We Require 2 Weeks Notice For Sudden Death
Last week, Phyllis Freedman, the gift planning specialist and just plain savvy fundraiser, asked in her blog, What’s Wrong With This Picture?
The question — and far more importantly, the answer — deserves everyone’s immediate attention, but especially those working in planned giving.
A gift planner had asked for advice based on these facts.
- Years ago her organization had been notified of a gift through a trust, but had never received any documentation from the donors.
- At the death of the donor the spouse verbally reconfirmed the gift but still no documentation.
- After the second spouse died the organization was unable to identify the executor or trust officer to contact about the gift.
- They were somewhat reluctant to contact the next of kin for fear of appearing insensitive.
- Although not entirely clear, the facts made it sound like it had been a couple of years since there had been any communication with the surviving spouse.
What to do?
Apart from firing the fundraiser or planned giving officer responsible for what is clearly lousy stewardship, the one thing we all can do is learn a lesson. Not because this is a rare case, but because it seems to be more the rule than the exception.
Phyllis contends, and I sure agree, that good stewardship for a donor like this equals personal contact. Here’s why according to Phyllis:
- If you have built a personal relationship with a donor the likelihood of securing documentation increases exponentially.
- One of Phyllis’ pet peeves “is asking for documentation or even the size and type of legacy gift, immediately following notification. I see these questions often on legacy confirmation forms that are sent along with the thank you/welcome letter to someone who has just notified the organization of an intention.”

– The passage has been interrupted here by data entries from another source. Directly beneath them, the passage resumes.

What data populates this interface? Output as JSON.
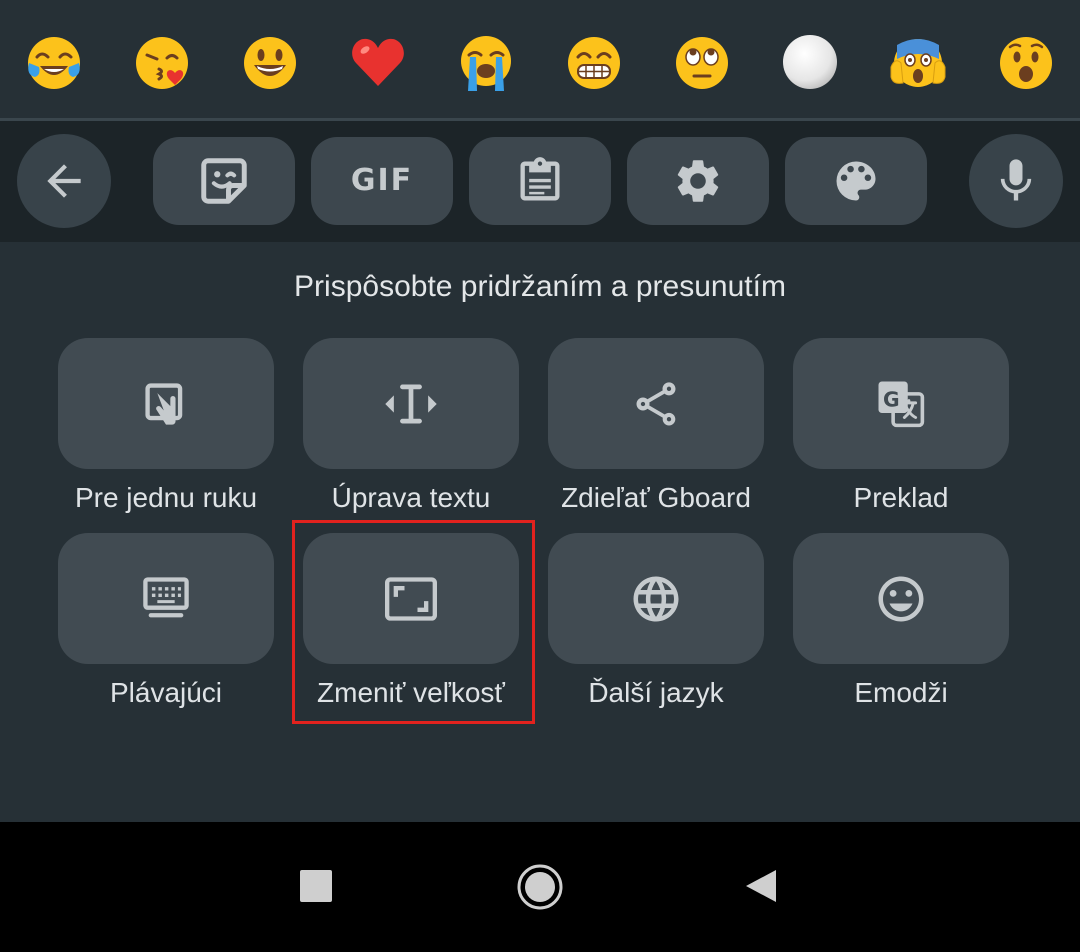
{
  "emoji_bar": {
    "items": [
      {
        "icon": "face-with-tears-of-joy-icon"
      },
      {
        "icon": "face-blowing-kiss-icon"
      },
      {
        "icon": "grinning-face-icon"
      },
      {
        "icon": "red-heart-icon"
      },
      {
        "icon": "loudly-crying-face-icon"
      },
      {
        "icon": "beaming-face-icon"
      },
      {
        "icon": "face-with-rolling-eyes-icon"
      },
      {
        "icon": "white-circle-icon"
      },
      {
        "icon": "face-screaming-in-fear-icon"
      },
      {
        "icon": "face-with-open-mouth-icon"
      }
    ]
  },
  "toolbar": {
    "back_icon": "arrow-left-icon",
    "sticker_icon": "sticker-icon",
    "gif_label": "GIF",
    "clipboard_icon": "clipboard-icon",
    "settings_icon": "gear-icon",
    "theme_icon": "palette-icon",
    "voice_icon": "microphone-icon"
  },
  "panel": {
    "title": "Prispôsobte pridržaním a presunutím",
    "tiles": [
      {
        "label": "Pre jednu ruku",
        "icon": "one-handed-icon"
      },
      {
        "label": "Úprava textu",
        "icon": "text-cursor-icon"
      },
      {
        "label": "Zdieľať Gboard",
        "icon": "share-icon"
      },
      {
        "label": "Preklad",
        "icon": "translate-icon"
      },
      {
        "label": "Plávajúci",
        "icon": "floating-keyboard-icon"
      },
      {
        "label": "Zmeniť veľkosť",
        "icon": "resize-icon"
      },
      {
        "label": "Ďalší jazyk",
        "icon": "globe-icon"
      },
      {
        "label": "Emodži",
        "icon": "smiley-icon"
      }
    ]
  },
  "navbar": {
    "recents_icon": "square-recents-icon",
    "home_icon": "circle-home-icon",
    "back_icon": "triangle-back-icon"
  },
  "colors": {
    "background": "#263036",
    "toolbar_bg": "#1c2428",
    "tile_bg": "#414b52",
    "icon_gray": "#c5cacd",
    "text": "#e3e6e8",
    "highlight": "#e2221e"
  }
}
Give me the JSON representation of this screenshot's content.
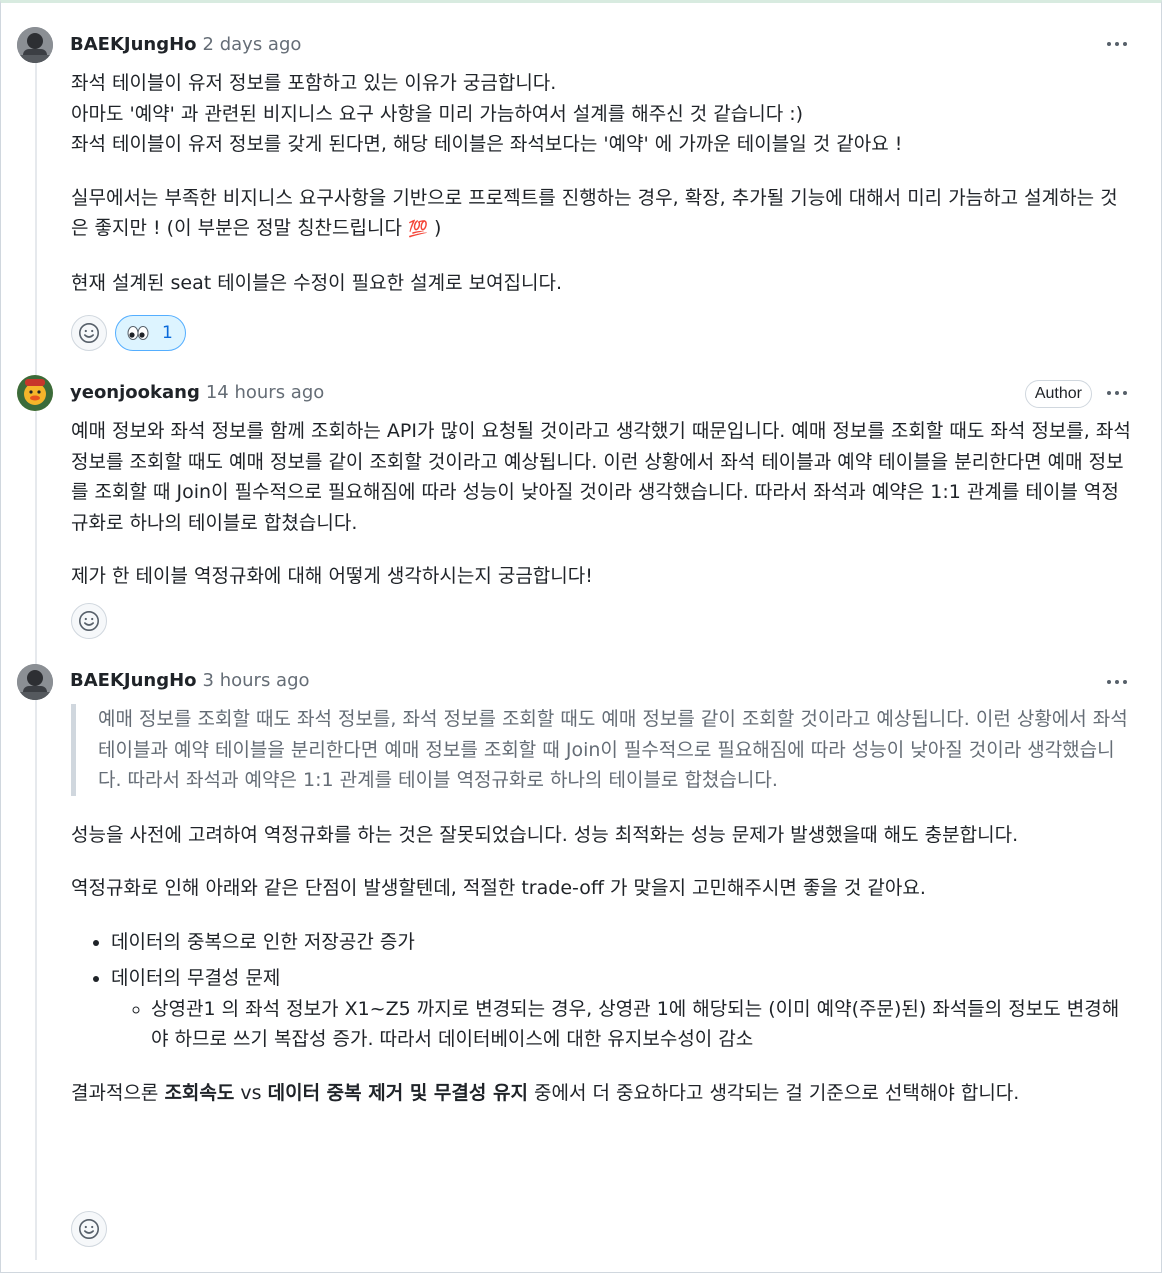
{
  "comments": [
    {
      "author": "BAEKJungHo",
      "time": "2 days ago",
      "p1_l1": "좌석 테이블이 유저 정보를 포함하고 있는 이유가 궁금합니다.",
      "p1_l2": "아마도 '예약' 과 관련된 비지니스 요구 사항을 미리 가늠하여서 설계를 해주신 것 같습니다 :)",
      "p1_l3": "좌석 테이블이 유저 정보를 갖게 된다면, 해당 테이블은 좌석보다는 '예약' 에 가까운 테이블일 것 같아요 !",
      "p2": "실무에서는 부족한 비지니스 요구사항을 기반으로 프로젝트를 진행하는 경우, 확장, 추가될 기능에 대해서 미리 가늠하고 설계하는 것은 좋지만 ! (이 부분은 정말 칭찬드립니다",
      "p2_emoji": "💯",
      "p2_end": ")",
      "p3": "현재 설계된 seat 테이블은 수정이 필요한 설계로 보여집니다.",
      "reaction_count": "1"
    },
    {
      "author": "yeonjookang",
      "time": "14 hours ago",
      "badge": "Author",
      "p1": "예매 정보와 좌석 정보를 함께 조회하는 API가 많이 요청될 것이라고 생각했기 때문입니다. 예매 정보를 조회할 때도 좌석 정보를, 좌석 정보를 조회할 때도 예매 정보를 같이 조회할 것이라고 예상됩니다. 이런 상황에서 좌석 테이블과 예약 테이블을 분리한다면 예매 정보를 조회할 때 Join이 필수적으로 필요해짐에 따라 성능이 낮아질 것이라 생각했습니다. 따라서 좌석과 예약은 1:1 관계를 테이블 역정규화로 하나의 테이블로 합쳤습니다.",
      "p2": "제가 한 테이블 역정규화에 대해 어떻게 생각하시는지 궁금합니다!"
    },
    {
      "author": "BAEKJungHo",
      "time": "3 hours ago",
      "quote": "예매 정보를 조회할 때도 좌석 정보를, 좌석 정보를 조회할 때도 예매 정보를 같이 조회할 것이라고 예상됩니다. 이런 상황에서 좌석 테이블과 예약 테이블을 분리한다면 예매 정보를 조회할 때 Join이 필수적으로 필요해짐에 따라 성능이 낮아질 것이라 생각했습니다. 따라서 좌석과 예약은 1:1 관계를 테이블 역정규화로 하나의 테이블로 합쳤습니다.",
      "p1": "성능을 사전에 고려하여 역정규화를 하는 것은 잘못되었습니다. 성능 최적화는 성능 문제가 발생했을때 해도 충분합니다.",
      "p2": "역정규화로 인해 아래와 같은 단점이 발생할텐데, 적절한 trade-off 가 맞을지 고민해주시면 좋을 것 같아요.",
      "bullet1": "데이터의 중복으로 인한 저장공간 증가",
      "bullet2": "데이터의 무결성 문제",
      "sub_bullet": "상영관1 의 좌석 정보가 X1~Z5 까지로 변경되는 경우, 상영관 1에 해당되는 (이미 예약(주문)된) 좌석들의 정보도 변경해야 하므로 쓰기 복잡성 증가. 따라서 데이터베이스에 대한 유지보수성이 감소",
      "p3_start": "결과적으론",
      "p3_bold1": "조회속도",
      "p3_vs": "vs",
      "p3_bold2": "데이터 중복 제거 및 무결성 유지",
      "p3_end": "중에서 더 중요하다고 생각되는 걸 기준으로 선택해야 합니다."
    }
  ],
  "icons": {
    "add_reaction": "smiley-icon",
    "more": "kebab-horizontal-icon",
    "reaction": "eyes-icon"
  },
  "colors": {
    "link_blue": "#0969da",
    "muted": "#656d76",
    "reaction_bg": "#ddf4ff"
  }
}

- “No wonder there is a low success rate for getting documentation when the question is asked at an inappropriate moment in the relationship.”
Even if you don’t work in gift planning per se, everyone employed by a nonprofit, from the person who answers the phone through the CEO, should understand the fundamentals of donor-centered relationships … or be asked to leave.
Doubly so in an area as important and potentially as emotionally complex as planned giving. Here are two key ‘rules’ from Phyllis:
- DON’T ask for documentation framed as a way to ‘help us, the organization, plan better’.
The focus should be on the donor. Asking for documentation “in order to ensure that we receive the gift you intend for us and so your wishes for you gift are honored” is the donor-centric way to do it.
- DON’T lose touch.
This is by far the most common failing. “I can’t tell you the number of organizations that never have — or even attempt — personal contact with their legacy society members”, says Phyllis. “I understand that it’s hard to find the time to make phone calls, let alone visits, but what could be more important.”
Whether you’re in planned giving or simply interested in good stewardship and donor care, take time to read Phyllis’ post and the links she provides to some potent examples.
How are you staying in personal touch with your most committed donors?
Roger
P.S. Phyllis reminds us all: “If we can’t steward people who in Robert Sharpe’s words have ‘elevated us to the status of member of the family’ then we ought to find a different line of work.”
Love everything that Phyllis Freedman publishes about the process of nonprofit advancement and particularly about best practices in planned giving and stewardship. You can depend on her for a focus on common-sense approaches and solutions to challenges.
I’m in complete agreement with Phyllis on the two cardinal rules she suggests for documentation and relationship management in planned gifts, but I’d suggest one more hard-and-fast rule — for ANY type of major gift, planned and otherwise: make sure you get the appropriate documentation in any case; for example, in capital and endowment campaigns. In doing so, of course, always follow the rules about a donor-centric “motive” for requesting the documentation and about subsequently being a good steward of the donor relationship.
The point here is that the proper documentation and handling of any gift, but especially major ones, should be a first priority of anyone involved in the fundraising process. Not only does careful stewardship of the process itself help the organization to manage itself more effectively, but also to sustain a donor-centric relationship with those who help to make the mission possible.
Thanks, Phyllis, for the valuable reminder!